Its tourist brochure extolling the virtues of the English Riviera prefers to concentrate on the 22 miles of coastline and a thousand hectares of parks and ornamental gardens enjoyed by Torquay and its neighbours Paignton and Brixham.

But the arrival of allegedly major league fraudsters in their midst had raised some suspicions. One passer-by at the former TSB building that was raided by police said: "I thought they were funny names for banks," referring to the name-plates of the operations.

News of the raid had solved the mystery of why scaffolding and sheets have surrounded the building for months. "They were obviously building their helicopter pad on the roof," said Tren Gove, proprietor of the Tropicana Restaurant on the seafront.

What excitement the police operation may have generated in the town was not reflected in trade. The rain was keeping visitors away. "I'm going to close if things don't pick up," said Mr Gove. "The thing I don't understand is why nobody twigged something was wrong with a bunch of Germans running a bank in Torquay."

Ernest Freed, a businessman and chairman of the South Devon Chamber of Trade, said yesterday: "I went into their building earlier this week because I'm going on holiday and they were advertising attractive exchange rates on foreign currency. I'm only glad I didn't order any."

None of the names he had heard mentioned were members of the chamber. "I had no inkling anything was going on until I heard about it on TV. Perhaps because Torquay seems such an unlikely destination is why they chose it."

However, a local statistic may give a clue. There is double the national average of self-employed people in the area.
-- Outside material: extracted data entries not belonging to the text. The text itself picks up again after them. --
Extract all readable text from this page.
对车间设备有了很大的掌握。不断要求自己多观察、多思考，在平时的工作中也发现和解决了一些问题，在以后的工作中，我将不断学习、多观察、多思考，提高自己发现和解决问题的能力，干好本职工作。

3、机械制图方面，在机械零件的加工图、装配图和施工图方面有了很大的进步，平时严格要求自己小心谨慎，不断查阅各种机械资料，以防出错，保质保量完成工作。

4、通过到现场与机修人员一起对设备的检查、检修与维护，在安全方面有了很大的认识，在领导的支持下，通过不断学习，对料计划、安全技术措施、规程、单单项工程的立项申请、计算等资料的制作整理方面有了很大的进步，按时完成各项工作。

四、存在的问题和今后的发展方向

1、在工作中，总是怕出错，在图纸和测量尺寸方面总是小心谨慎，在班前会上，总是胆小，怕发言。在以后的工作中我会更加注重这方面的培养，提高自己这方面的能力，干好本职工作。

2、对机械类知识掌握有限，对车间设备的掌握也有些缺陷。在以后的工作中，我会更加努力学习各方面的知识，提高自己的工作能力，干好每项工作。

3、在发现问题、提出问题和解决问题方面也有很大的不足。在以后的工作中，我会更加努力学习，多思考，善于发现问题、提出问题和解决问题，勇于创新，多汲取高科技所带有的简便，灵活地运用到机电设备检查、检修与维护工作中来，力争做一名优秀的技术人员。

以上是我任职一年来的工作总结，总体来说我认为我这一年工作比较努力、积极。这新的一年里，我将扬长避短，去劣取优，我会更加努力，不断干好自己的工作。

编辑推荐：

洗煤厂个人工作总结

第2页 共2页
People flock here to open hotels, bed and breakfasts, restaurants and now, it seems, banks.

A town called Torquay

Three things you didn't know. . .

Agatha Christie was born here.

With 1.45 million visitors in 1994, it is Britain's most popular long- stay holiday resort.

Isambard Kingdom Brunel rerouted the London to Paignton railway line away from Torquay so it wouldn't block the view from his planned retirement home.

. . . and one you did

A local hotel was the inspiration for Fawlty Towers.